There were many questions to be asked, since Kil’s often-mystifying works were explained only with a cursory sentence or two at her Opdahl show. Where, for instance, did she find the “17th- to 19th-century cannonballs” that she had heaved against the gallery wall, leaving massive indentations before shattering on the concrete floor? Standing in her studio, Kil explained that “I know a guy named Steve in Plymouth” who searches riverbeds for buried objects. “Call me when you find cannonballs,” she told him, and he did. Surveying the chipped metal, Kil speculates that the balls most likely date from the English Civil War, when Royalists besieged the town from 1642 to 1646. Today they are in her oeuvre, growing more fragmented every time she throws them against a gallery wall, a process she is recording for some future use.

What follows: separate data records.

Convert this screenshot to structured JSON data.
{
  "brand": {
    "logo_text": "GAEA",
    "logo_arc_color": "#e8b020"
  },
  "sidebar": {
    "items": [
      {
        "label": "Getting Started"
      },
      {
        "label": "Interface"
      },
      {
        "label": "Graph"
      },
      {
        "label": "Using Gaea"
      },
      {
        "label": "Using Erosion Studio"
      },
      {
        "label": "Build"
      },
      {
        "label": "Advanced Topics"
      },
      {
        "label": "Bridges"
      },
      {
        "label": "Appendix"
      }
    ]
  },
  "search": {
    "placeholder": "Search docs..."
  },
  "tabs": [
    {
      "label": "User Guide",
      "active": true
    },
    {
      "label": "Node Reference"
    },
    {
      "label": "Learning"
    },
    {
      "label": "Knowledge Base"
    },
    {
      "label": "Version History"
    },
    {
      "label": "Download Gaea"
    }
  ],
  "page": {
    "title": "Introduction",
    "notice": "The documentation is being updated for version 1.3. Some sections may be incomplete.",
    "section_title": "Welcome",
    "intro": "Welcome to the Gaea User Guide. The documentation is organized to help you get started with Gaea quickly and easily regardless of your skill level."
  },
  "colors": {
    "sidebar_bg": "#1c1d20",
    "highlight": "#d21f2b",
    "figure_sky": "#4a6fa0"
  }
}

The readymade, now a nearly century-old idea, continues to find reinterpretations through young artists such as the Seoul-born Kil. The artist came to London to attend the Royal College of Art, and with a particular interest in both her personal history—she melted down the gold rings her mother gave her when she left Korea to create a thin tangle of wire in Rings (2008)—as well as recondite aspects of Korean culture, Kil had excellent stories to tell. How a city hall employee in Gongju helped her find shamans living in the Gyeryongsan mountains so that she could collect their breath and seal it in a large glass sphere for a piece called The Breathtaken (2009). And how some unknown member of the public, perhaps unnerved by the shamans’ breath, cut the silicon seal on the work when it was shown in Korea later in the year, compelling Kil to remake it, “in a positive way,” with the glass fused shut.
Kil’s studio, like one of her artworks, has an antique feel, with a glass-and-bronze chandelier, Art Nouveau-style wallpaper on one wall and pink-striped silk on the others. Two large white tables made from painted fiberboard hold several works. Twenty-five small clay forms from The Pleasure of Regret (A Wall) (2009) are arranged in a five-by-five grid, from largest to smallest, left to right, top to bottom. The pieces are impressions from cracks in the walls of Korea’s former Defense Security Command building in Seoul, which before its demolition in late 2009 served as the venue for the ambitious, sprawling festival, Platform Seoul. Kil mentioned the possibility of casting the clay pieces, the largest of which is a few centimeters across and the smallest almost a speck, in bronze as permanent relics of the building.
In her ground-floor kitchen, which has a greenhouse-style patio in the rear courtyard, Kil is surrounded by potted plants and odd souvenirs, such as a red plastic N, once used as commercial signage, which her husband found at a Berlin flea market. Over tea, she spoke of an upcoming exhibition at Bologna’s Galleria Astuni in July, and plans for a “Fictional Sculpture Park” in Stavanger, Norway, where a handbook will help viewers imagine nonexistent public art. But first, that afternoon, Kil was heading off to the optician, in need of new lenses for her glasses, not only for day-to-day life, but also for a future exhibition.